Frank Dikötter at Literary Review:
Deng was himself denounced during the Cultural Revolution, a decade of willed chaos ably and critically covered by the authors. Even so, they underplay just how complicit Deng was in creating the very campaign that engulfed him and his family. They never mention his active participation in vicious denunciation meetings against the former minister of public security Luo Ruiqing, who eventually jumped through a window in an unsuccessful bid to commit suicide ('He dived like a popsicle,' Deng scoffed). Likewise missing is even a cursory reference to Deng's leading role in persecuting Ulanfu, the head of Inner Mongolia, whom Deng harshly accused in July 1966 of every conceivable crime, from 'taking the capitalist road' to 'opposing Chairman Mao'. A few months later Deng's own turn came, with accusations that he was the 'Number Two Capitalist Roader'.
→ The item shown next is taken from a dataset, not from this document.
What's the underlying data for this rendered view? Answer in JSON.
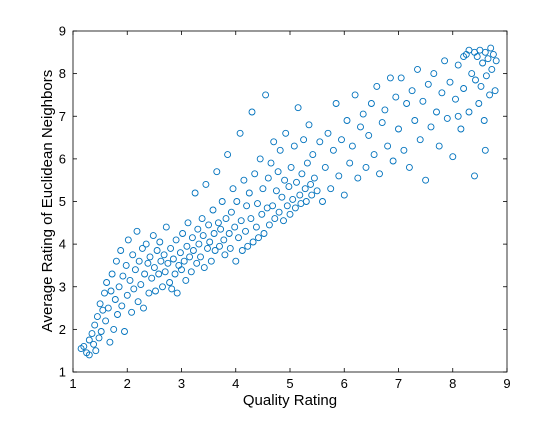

But the Chairman protected Deng. Unlike many of his colleagues, he rarely endured struggle sessions with Red Guards, but spent many years in the countryside, sheltered from the vagaries of the Cultural Revolution. As the third and final part, 'The Pragmatist', demonstrates, the Chairman even brought him back twice, using him to counterbalance the growing influence of Zhou Enlai. Here, too, there are curious omissions. It is well known, for instance, that as chief-of-staff of the People's Liberation Army, Deng ordered a military crackdown on a Muslim-dominated county in Yunnan in 1975, prompting the massacre of over 1,600 people, some of them children.